Yesterday, Science published a blockbuster article about the state of, well, science. Since 2011, a group called the Open Science Collaboration, headed by the psychologist Brian Nosek, has been working to replicate 100 studies previously published in leading psychology journals — that is, to conduct these experiments again to see whether the same results would pop up. (The researchers set out to replicate even more, but for various reasons the final number was culled to 100.)
What they found was rather alarming: In more than half of the studies the researchers attempted to redo, different results popped up, and among the ones that did replicate similar results, the findings were significantly less impressive than what was published the first time around. Some findings that had garnered widespread attention and sexy media headlines, including one on how women’s menstrual cycles affect their mate preferences and another on how a belief in free will influences people’s ethical decisions, failed to replicate (we’ll explain a bit more about these in a bit).
To understand why all this matters — and what it says about the exciting new science findings flashing into your news feeds seemingly every day — requires a bit of background. Here’s an explainer.
I’ve been hearing a lot about this “replication crisis” lately.

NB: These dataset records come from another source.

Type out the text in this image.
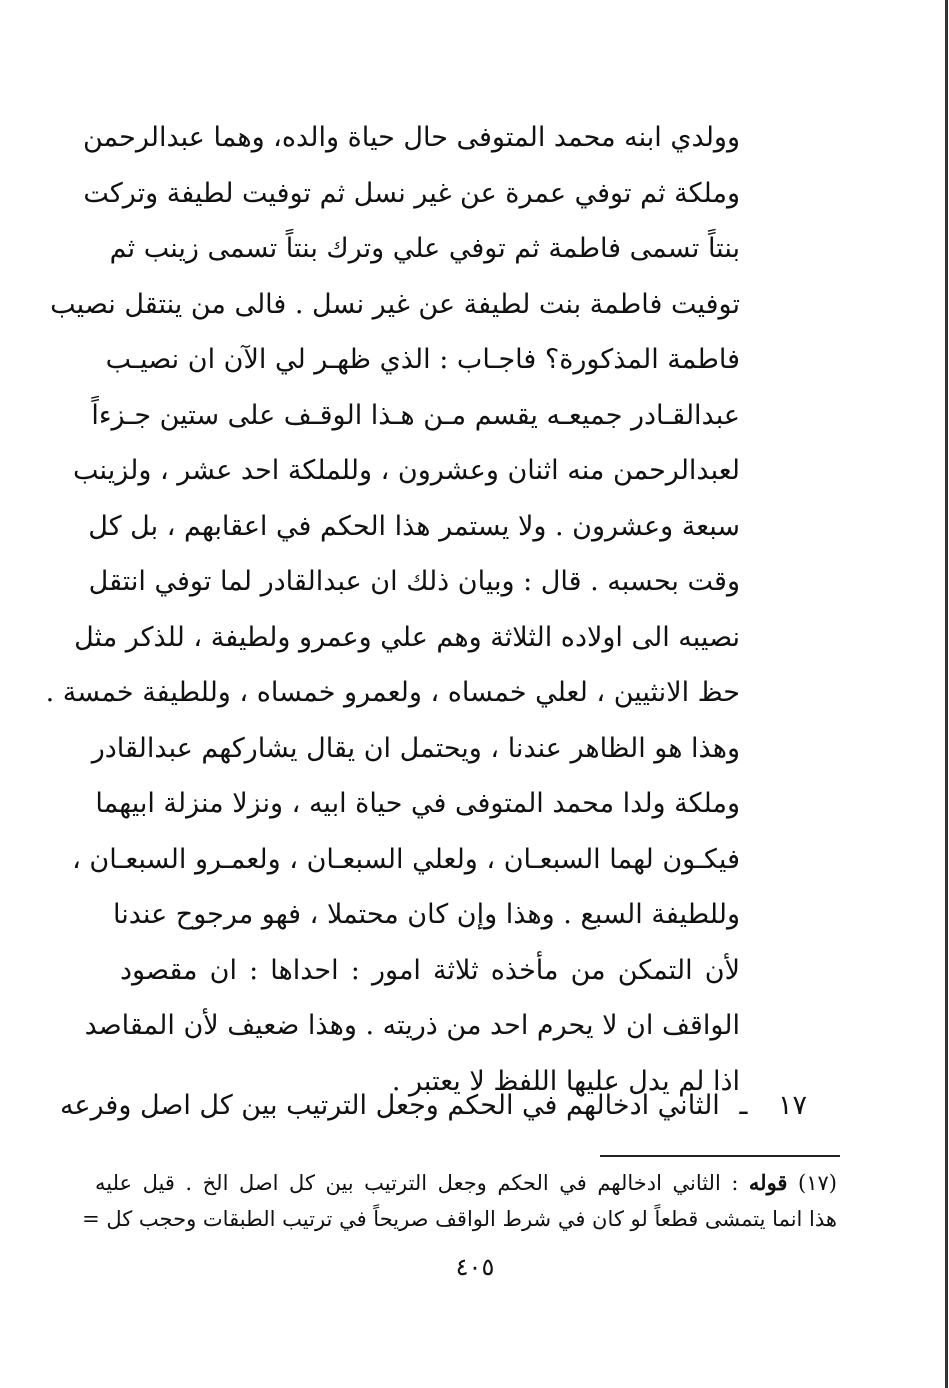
وولدي ابنه محمد المتوفى حال حياة والده، وهما عبدالرحمن
وملكة ثم توفي عمرة عن غير نسل ثم توفيت لطيفة وتركت
بنتاً تسمى فاطمة ثم توفي علي وترك بنتاً تسمى زينب ثم
توفيت فاطمة بنت لطيفة عن غير نسل . فالى من ينتقل نصيب
فاطمة المذكورة؟ فاجـاب : الذي ظهـر لي الآن ان نصيـب
عبدالقـادر جميعـه يقسم مـن هـذا الوقـف على ستين جـزءاً
لعبدالرحمن منه اثنان وعشرون ، وللملكة احد عشر ، ولزينب
سبعة وعشرون . ولا يستمر هذا الحكم في اعقابهم ، بل كل
وقت بحسبه . قال : وبيان ذلك ان عبدالقادر لما توفي انتقل
نصيبه الى اولاده الثلاثة وهم علي وعمرو ولطيفة ، للذكر مثل
حظ الانثيين ، لعلي خمساه ، ولعمرو خمساه ، وللطيفة خمسة .
وهذا هو الظاهر عندنا ، ويحتمل ان يقال يشاركهم عبدالقادر
وملكة ولدا محمد المتوفى في حياة ابيه ، ونزلا منزلة ابيهما
فيكـون لهما السبعـان ، ولعلي السبعـان ، ولعمـرو السبعـان ،
وللطيفة السبع . وهذا وإن كان محتملا ، فهو مرجوح عندنا
لأن التمكن من مأخذه ثلاثة امور : احداها : ان مقصود
الواقف ان لا يحرم احد من ذريته . وهذا ضعيف لأن المقاصد
اذا لم يدل عليها اللفظ لا يعتبر .
١٧ ـ الثاني ادخالهم في الحكم وجعل الترتيب بين كل اصل وفرعه
(١٧) قوله : الثاني ادخالهم في الحكم وجعل الترتيب بين كل اصل الخ . قيل عليه
هذا انما يتمشى قطعاً لو كان في شرط الواقف صريحاً في ترتيب الطبقات وحجب كل =
٤٠٥
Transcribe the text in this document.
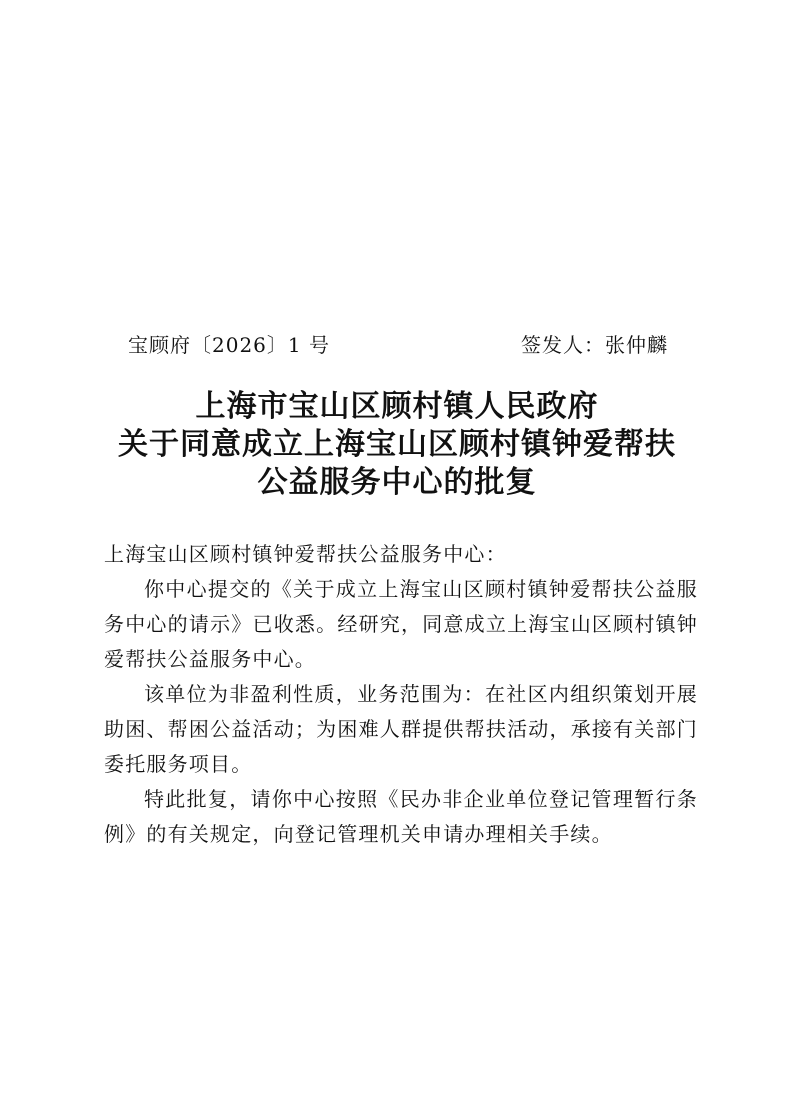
宝顾府〔2026〕1 号	签发人：张仲麟
上海市宝山区顾村镇人民政府
关于同意成立上海宝山区顾村镇钟爱帮扶
公益服务中心的批复

上海宝山区顾村镇钟爱帮扶公益服务中心：

你中心提交的《关于成立上海宝山区顾村镇钟爱帮扶公益服务中心的请示》已收悉。经研究，同意成立上海宝山区顾村镇钟爱帮扶公益服务中心。

该单位为非盈利性质，业务范围为：在社区内组织策划开展助困、帮困公益活动；为困难人群提供帮扶活动，承接有关部门委托服务项目。

特此批复，请你中心按照《民办非企业单位登记管理暂行条例》的有关规定，向登记管理机关申请办理相关手续。
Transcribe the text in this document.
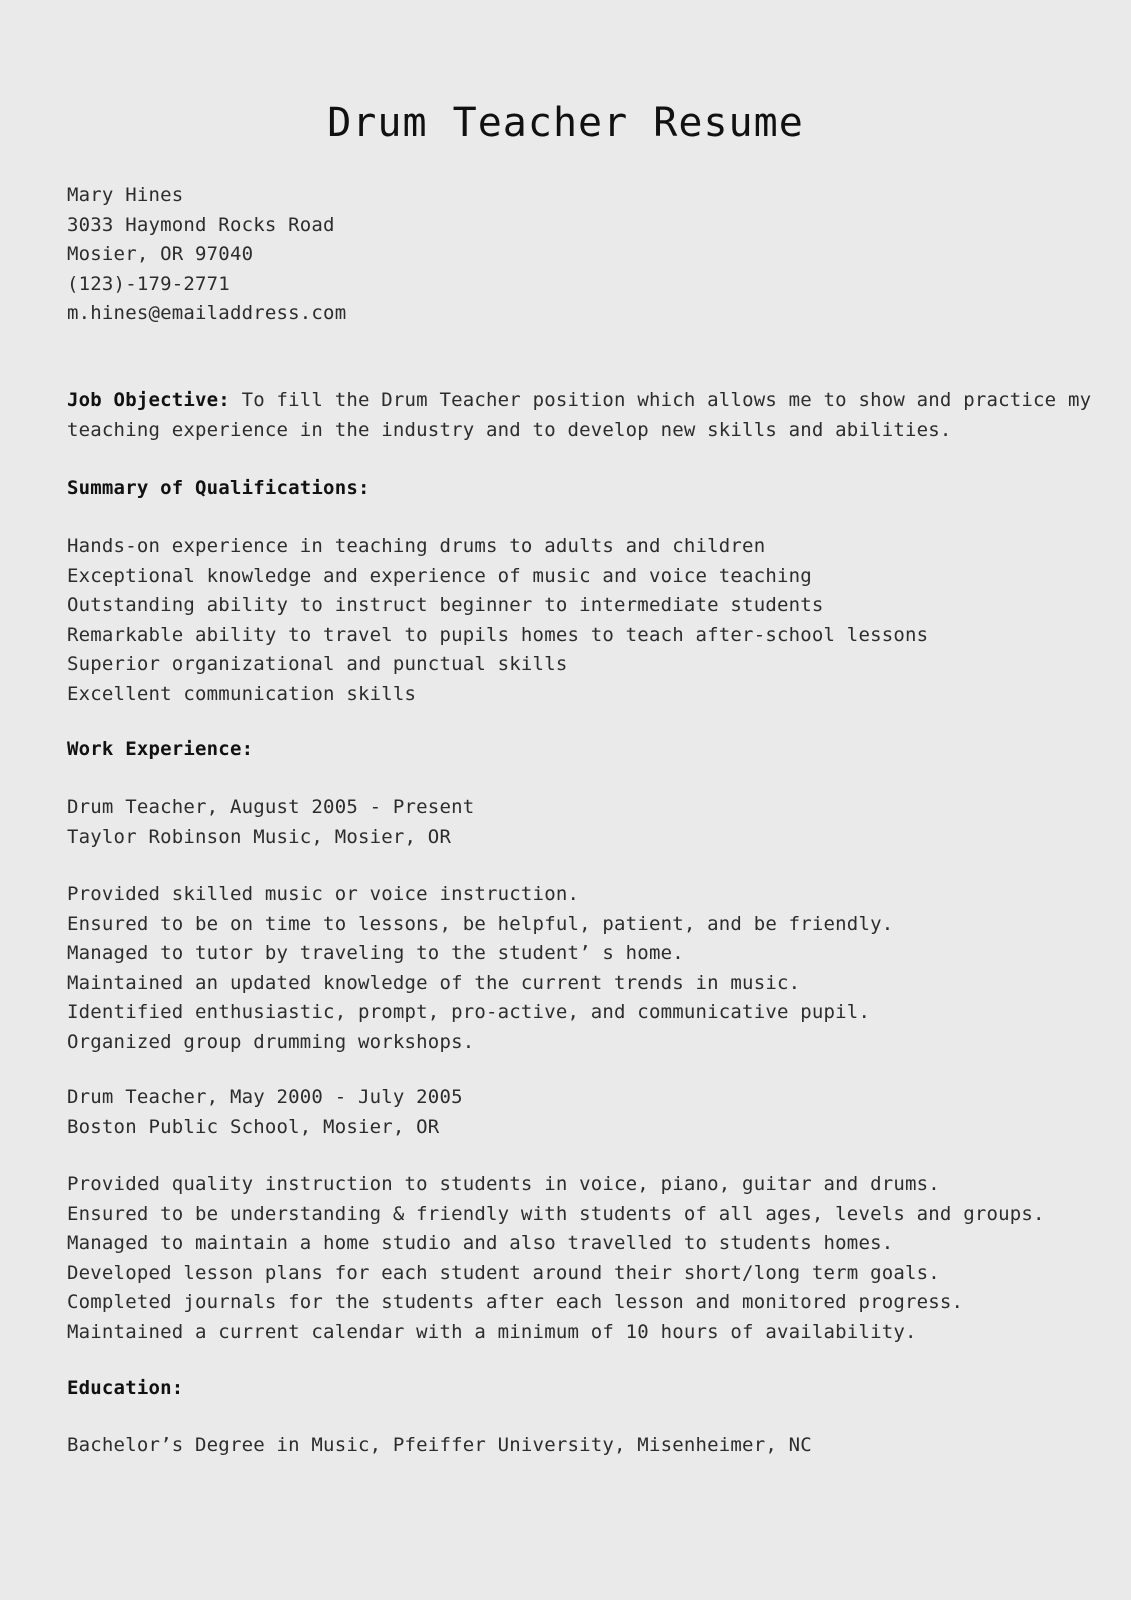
Drum Teacher Resume
Mary Hines
3033 Haymond Rocks Road
Mosier, OR 97040
(123)-179-2771
m.hines@emailaddress.com
Job Objective: To fill the Drum Teacher position which allows me to show and practice my
teaching experience in the industry and to develop new skills and abilities.
Summary of Qualifications:
Hands-on experience in teaching drums to adults and children
Exceptional knowledge and experience of music and voice teaching
Outstanding ability to instruct beginner to intermediate students
Remarkable ability to travel to pupils homes to teach after-school lessons
Superior organizational and punctual skills
Excellent communication skills
Work Experience:
Drum Teacher, August 2005 - Present
Taylor Robinson Music, Mosier, OR
Provided skilled music or voice instruction.
Ensured to be on time to lessons, be helpful, patient, and be friendly.
Managed to tutor by traveling to the student’ s home.
Maintained an updated knowledge of the current trends in music.
Identified enthusiastic, prompt, pro-active, and communicative pupil.
Organized group drumming workshops.
Drum Teacher, May 2000 - July 2005
Boston Public School, Mosier, OR
Provided quality instruction to students in voice, piano, guitar and drums.
Ensured to be understanding & friendly with students of all ages, levels and groups.
Managed to maintain a home studio and also travelled to students homes.
Developed lesson plans for each student around their short/long term goals.
Completed journals for the students after each lesson and monitored progress.
Maintained a current calendar with a minimum of 10 hours of availability.
Education:
Bachelor’s Degree in Music, Pfeiffer University, Misenheimer, NC
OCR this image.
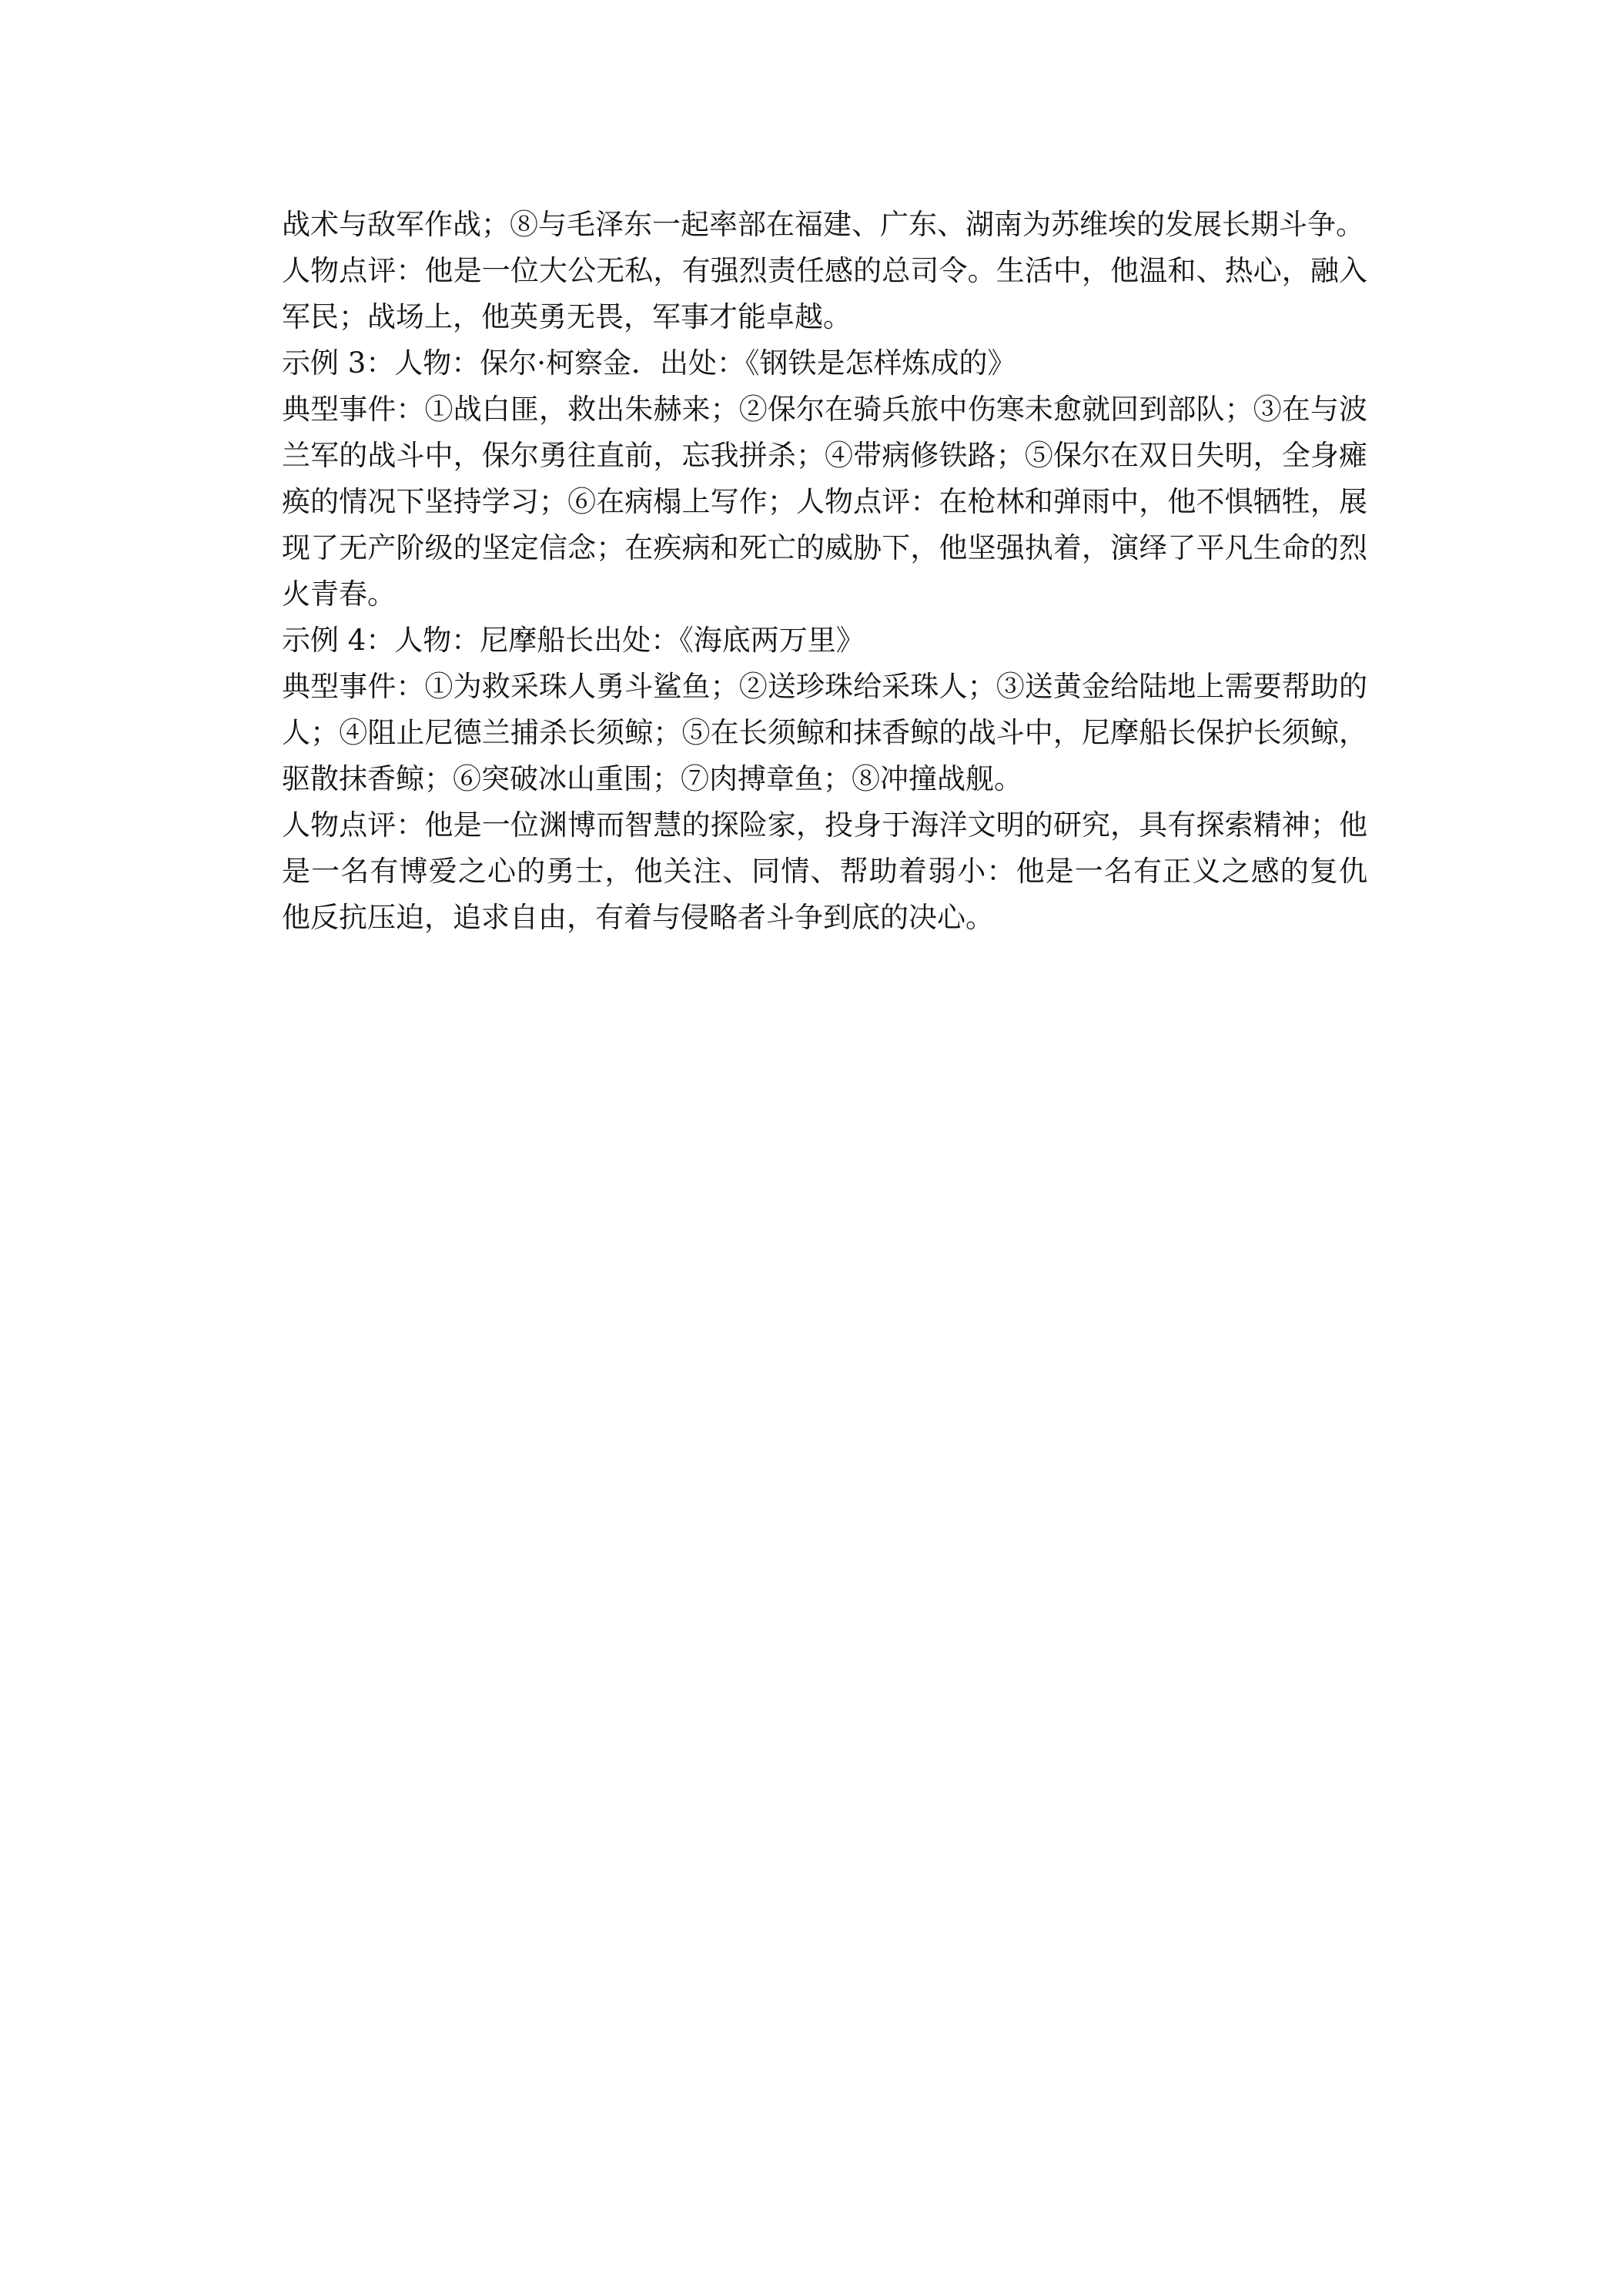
战术与敌军作战；⑧与毛泽东一起率部在福建、广东、湖南为苏维埃的发展长期斗争。
人物点评：他是一位大公无私，有强烈责任感的总司令。生活中，他温和、热心，融入
军民；战场上，他英勇无畏，军事才能卓越。
示例 3：人物：保尔·柯察金．出处：《钢铁是怎样炼成的》
典型事件：①战白匪，救出朱赫来；②保尔在骑兵旅中伤寒未愈就回到部队；③在与波
兰军的战斗中，保尔勇往直前，忘我拼杀；④带病修铁路；⑤保尔在双日失明，全身瘫
痪的情况下坚持学习；⑥在病榻上写作；人物点评：在枪林和弹雨中，他不惧牺牲，展
现了无产阶级的坚定信念；在疾病和死亡的威胁下，他坚强执着，演绎了平凡生命的烈
火青春。
示例 4：人物：尼摩船长出处：《海底两万里》
典型事件：①为救采珠人勇斗鲨鱼；②送珍珠给采珠人；③送黄金给陆地上需要帮助的
人；④阻止尼德兰捕杀长须鲸；⑤在长须鲸和抹香鲸的战斗中，尼摩船长保护长须鲸，
驱散抹香鲸；⑥突破冰山重围；⑦肉搏章鱼；⑧冲撞战舰。
人物点评：他是一位渊博而智慧的探险家，投身于海洋文明的研究，具有探索精神；他
是一名有博爱之心的勇士，他关注、同情、帮助着弱小：他是一名有正义之感的复仇
他反抗压迫，追求自由，有着与侵略者斗争到底的决心。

Can you explain what the deal is in a non-nerdy way?
Basically, there’s an increasing awareness that many of the scientific findings we’ve accepted as “true” may be less sturdy than everyone thinks. It turns out that there are many ways that researchers, claiming to have found a given effect (“effect” just means that X does something to Y — ibuprofen reduces headache pain, for example), may have overstated or fabricated the effect they’re reporting.
Overstated effects? Fabricated ones? Sounds like there’s massive fraud afoot!
No one really thinks that. While instances of true nefariousness such as all-out data fabrication do occur, there’s a general consensus that it’s pretty rare (for one thing, most people aren’t that unethical; for another, if you’re caught, that’s it for your scientific career). What’s more common is that subtle forms of bias and pernicious incentives creep into the scientific process.